Chemical homeostasis

In addition, astrocytes regulate systemic homeostasis with chemosensing. It can sense the sodium in the blood vessels like a “salt sensor”, by Nax, a concentration-gated sodium channel. An increase in sodium in CNS will increase activate this channel to stimuli and increase the lactate production in astrocytes, and this signals GABA neurons so that they control the efflux quantity of sodium in the blood. Also, they chemically sense the CO2 concentration in blood vessels. If the concentration is too high, it activates calcium waves inside astrocytes which causes ATP release and signals respiratory neurons to enhance ventilation.

Furthermore, a key role of astrocytes is to control the CNS microenvironment with chemical homeostasis. When neurons start to be active, they cause changes in local supply flow because more blood and water is needed, known as functional hyperaemia. Astrocytes are there to control this flow by regulating neurovascular volume. Also, astrocytes actively participate in molecule pick up to maintain local concentrations, for example, potassium buffering. When extracellular potassium concentration exceeds the limits, astrocytes collect the extra potassium to balance intracellular and extracellular proportions. These potassium ions will be transported to neurons later. Another essential mechanism to maintain synapses as mentioned earlier is the neurotransmitters recollection in the synaptic valley. After a synapse between neurons, astrocytes pick up the glutamate or GABA left in the synaptic space, turn them into glutamine and return them to neurons. This is a necessary process for neurons as they cannot create glutamate or GABA by themselves.
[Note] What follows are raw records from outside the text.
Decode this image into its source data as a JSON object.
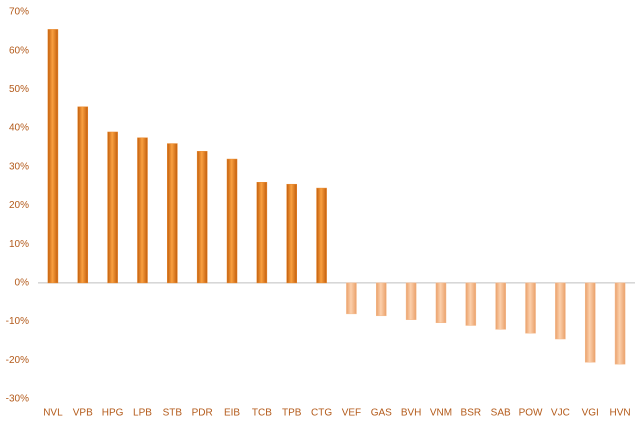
{
  "chart_data": {
    "type": "bar",
    "categories": [
      "NVL",
      "VPB",
      "HPG",
      "LPB",
      "STB",
      "PDR",
      "EIB",
      "TCB",
      "TPB",
      "CTG",
      "VEF",
      "GAS",
      "BVH",
      "VNM",
      "BSR",
      "SAB",
      "POW",
      "VJC",
      "VGI",
      "HVN"
    ],
    "values": [
      65.5,
      45.5,
      39,
      37.5,
      36,
      34,
      32,
      26,
      25.5,
      24.5,
      -8,
      -8.5,
      -9.5,
      -10.3,
      -11,
      -12,
      -13,
      -14.5,
      -20.5,
      -21
    ],
    "color": "#e8862a",
    "negative_color": "#f5b98a",
    "ylim": [
      -30,
      70
    ],
    "yticks": [
      {
        "value": -30,
        "label": "-30%"
      },
      {
        "value": -20,
        "label": "-20%"
      },
      {
        "value": -10,
        "label": "-10%"
      },
      {
        "value": 0,
        "label": "0%"
      },
      {
        "value": 10,
        "label": "10%"
      },
      {
        "value": 20,
        "label": "20%"
      },
      {
        "value": 30,
        "label": "30%"
      },
      {
        "value": 40,
        "label": "40%"
      },
      {
        "value": 50,
        "label": "50%"
      },
      {
        "value": 60,
        "label": "60%"
      },
      {
        "value": 70,
        "label": "70%"
      }
    ],
    "grid": false
  }
}
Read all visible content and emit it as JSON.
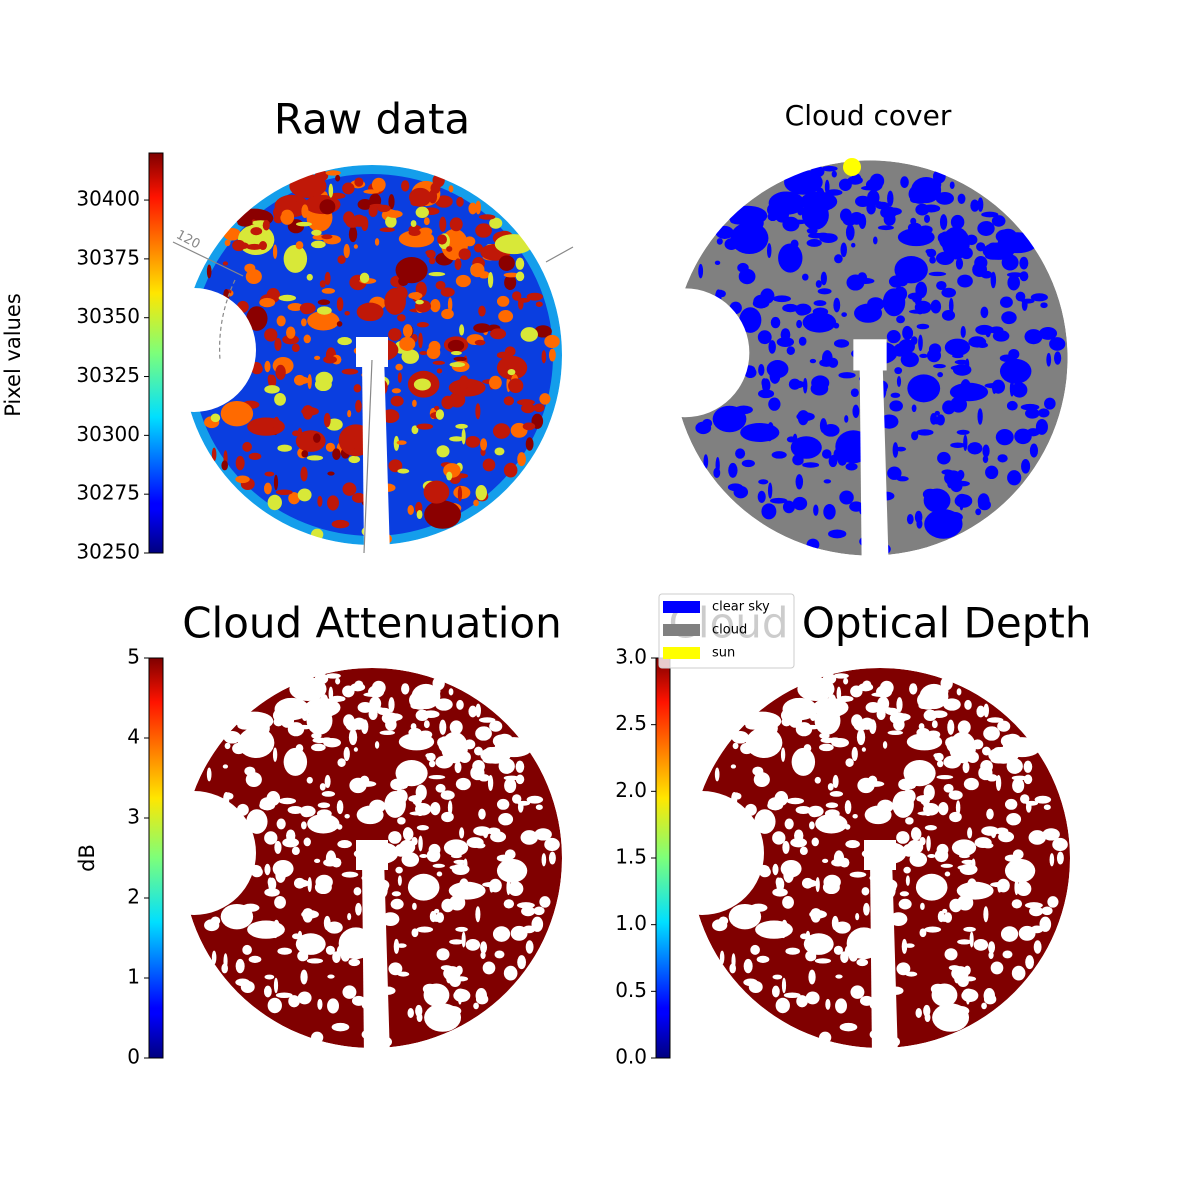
{
  "chart_data": [
    {
      "type": "image",
      "title": "Raw data",
      "colorbar_label": "Pixel values",
      "polar_label": "120",
      "ylim": [
        30250,
        30420
      ],
      "yticks": [
        30250,
        30275,
        30300,
        30325,
        30350,
        30375,
        30400
      ]
    },
    {
      "type": "image",
      "title": "Cloud cover",
      "legend": [
        {
          "name": "clear sky",
          "color": "#0000ff"
        },
        {
          "name": "cloud",
          "color": "#808080"
        },
        {
          "name": "sun",
          "color": "#ffff00"
        }
      ]
    },
    {
      "type": "image",
      "title": "Cloud Attenuation",
      "colorbar_label": "dB",
      "ylim": [
        0,
        5
      ],
      "yticks": [
        0,
        1,
        2,
        3,
        4,
        5
      ]
    },
    {
      "type": "image",
      "title": "Cloud Optical Depth",
      "ylim": [
        0,
        3
      ],
      "yticks": [
        {
          "value": 0,
          "label": "0.0"
        },
        {
          "value": 0.5,
          "label": "0.5"
        },
        {
          "value": 1,
          "label": "1.0"
        },
        {
          "value": 1.5,
          "label": "1.5"
        },
        {
          "value": 2,
          "label": "2.0"
        },
        {
          "value": 2.5,
          "label": "2.5"
        },
        {
          "value": 3,
          "label": "3.0"
        }
      ]
    }
  ]
}
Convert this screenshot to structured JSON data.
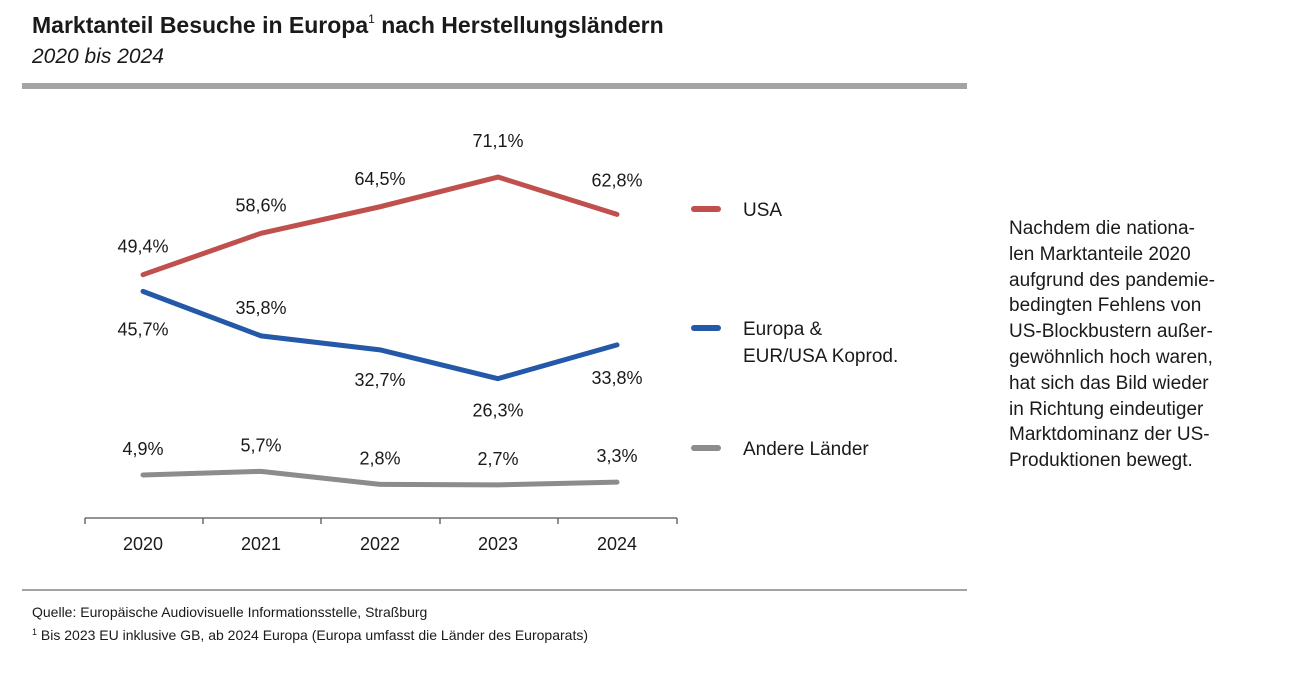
{
  "title": {
    "text": "Marktanteil Besuche in Europa",
    "superscript": "1",
    "suffix": " nach Herstellungsländern"
  },
  "subtitle": "2020 bis 2024",
  "chart_data": {
    "type": "line",
    "title": "Marktanteil Besuche in Europa nach Herstellungsländern",
    "subtitle": "2020 bis 2024",
    "x": [
      "2020",
      "2021",
      "2022",
      "2023",
      "2024"
    ],
    "ylim": [
      0,
      80
    ],
    "grid": false,
    "legend_position": "right",
    "series": [
      {
        "name": "USA",
        "values": [
          49.4,
          58.6,
          64.5,
          71.1,
          62.8
        ],
        "labels": [
          "49,4%",
          "58,6%",
          "64,5%",
          "71,1%",
          "62,8%"
        ],
        "color": "#c0504d"
      },
      {
        "name": "Europa & EUR/USA Koprod.",
        "legend_lines": [
          "Europa &",
          "EUR/USA Koprod."
        ],
        "values": [
          45.7,
          35.8,
          32.7,
          26.3,
          33.8
        ],
        "labels": [
          "45,7%",
          "35,8%",
          "32,7%",
          "26,3%",
          "33,8%"
        ],
        "color": "#2458a8"
      },
      {
        "name": "Andere Länder",
        "values": [
          4.9,
          5.7,
          2.8,
          2.7,
          3.3
        ],
        "labels": [
          "4,9%",
          "5,7%",
          "2,8%",
          "2,7%",
          "3,3%"
        ],
        "color": "#8c8c8c"
      }
    ]
  },
  "side_note": "Nachdem die nationa-\nlen Marktanteile 2020\naufgrund des pandemie-\nbedingten Fehlens von\nUS-Blockbustern außer-\ngewöhnlich hoch waren,\nhat sich das Bild wieder\nin Richtung eindeutiger\nMarktdominanz der US-\nProduktionen bewegt.",
  "footer": {
    "source": "Quelle: Europäische Audiovisuelle Informationsstelle, Straßburg",
    "note_marker": "1",
    "note": " Bis 2023 EU inklusive GB, ab 2024 Europa (Europa umfasst die Länder des Europarats)"
  }
}
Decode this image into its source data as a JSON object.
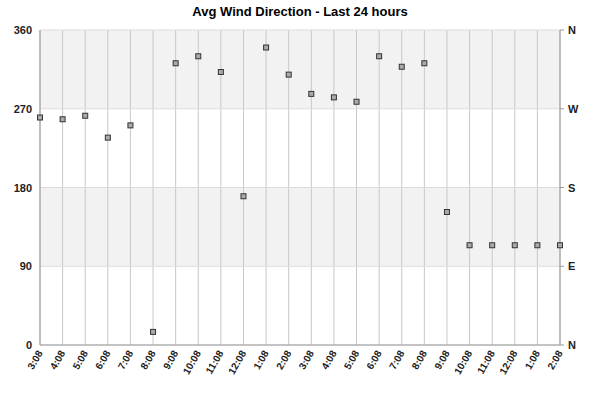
{
  "chart_data": {
    "type": "scatter",
    "title": "Avg Wind Direction - Last 24 hours",
    "categories": [
      "3:08",
      "4:08",
      "5:08",
      "6:08",
      "7:08",
      "8:08",
      "9:08",
      "10:08",
      "11:08",
      "12:08",
      "1:08",
      "2:08",
      "3:08",
      "4:08",
      "5:08",
      "6:08",
      "7:08",
      "8:08",
      "9:08",
      "10:08",
      "11:08",
      "12:08",
      "1:08",
      "2:08"
    ],
    "series": [
      {
        "color": "#333333",
        "marker": "square",
        "values": [
          260,
          258,
          262,
          237,
          251,
          15,
          322,
          330,
          312,
          170,
          340,
          309,
          287,
          283,
          278,
          330,
          318,
          322,
          152,
          114,
          114,
          114,
          114,
          114
        ]
      }
    ],
    "ylim": [
      0,
      360
    ],
    "yticks": [
      0,
      90,
      180,
      270,
      360
    ],
    "y2lim": [
      0,
      360
    ],
    "y2ticks": [
      {
        "value": 0,
        "label": "N"
      },
      {
        "value": 90,
        "label": "E"
      },
      {
        "value": 180,
        "label": "S"
      },
      {
        "value": 270,
        "label": "W"
      },
      {
        "value": 360,
        "label": "N"
      }
    ],
    "grid": true
  }
}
Astrocytes cover a huge variety of supportive functions in CNS, they are the indispensable stewards of neurons. As imperative supportive cells, astrocytes are not less important for not firing action potentials, without their support, CNS cannot exist (Verkhratsky and Nedergaard 2018).


  • Dringen, R., Gebhardt, R., and Hamprecht, B. (1993) “Glycogen in astrocytes: possible function as lactate supply for neighboring cells”, Brain research, 623(2), pp. 208-214.
  • Kettenmann, H., Kirchhoff, F., and Verkhratsky, A. (2013). “Microglia: new roles for the synaptic stripper”, Neuron, 77(1), pp. 10-18.
  • Magistretti, P.J., and Allaman, I. (2015) “A cellular perspective on brain energy metabolism and functional imaging”, Neuron, 86(4), pp. 883-901.
  • Verkhratsky, A., and Butt, A. (2007) “Glial neurobiology: a textbook”. John Wiley & Sons, pp. 93-123.
  • Verkhratsky, A., and Nedergaard, M. (2014) “Astroglial cradle in the life of the synapse”, Philosophical Transactions of the Royal Society B: Biological Sciences, 369(1654), 20130595.
  • Verkhratsky, A., and Nedergaard, M. (2018) “Physiology of astroglia”, Physiological reviews, 98(1), pp. 239-389.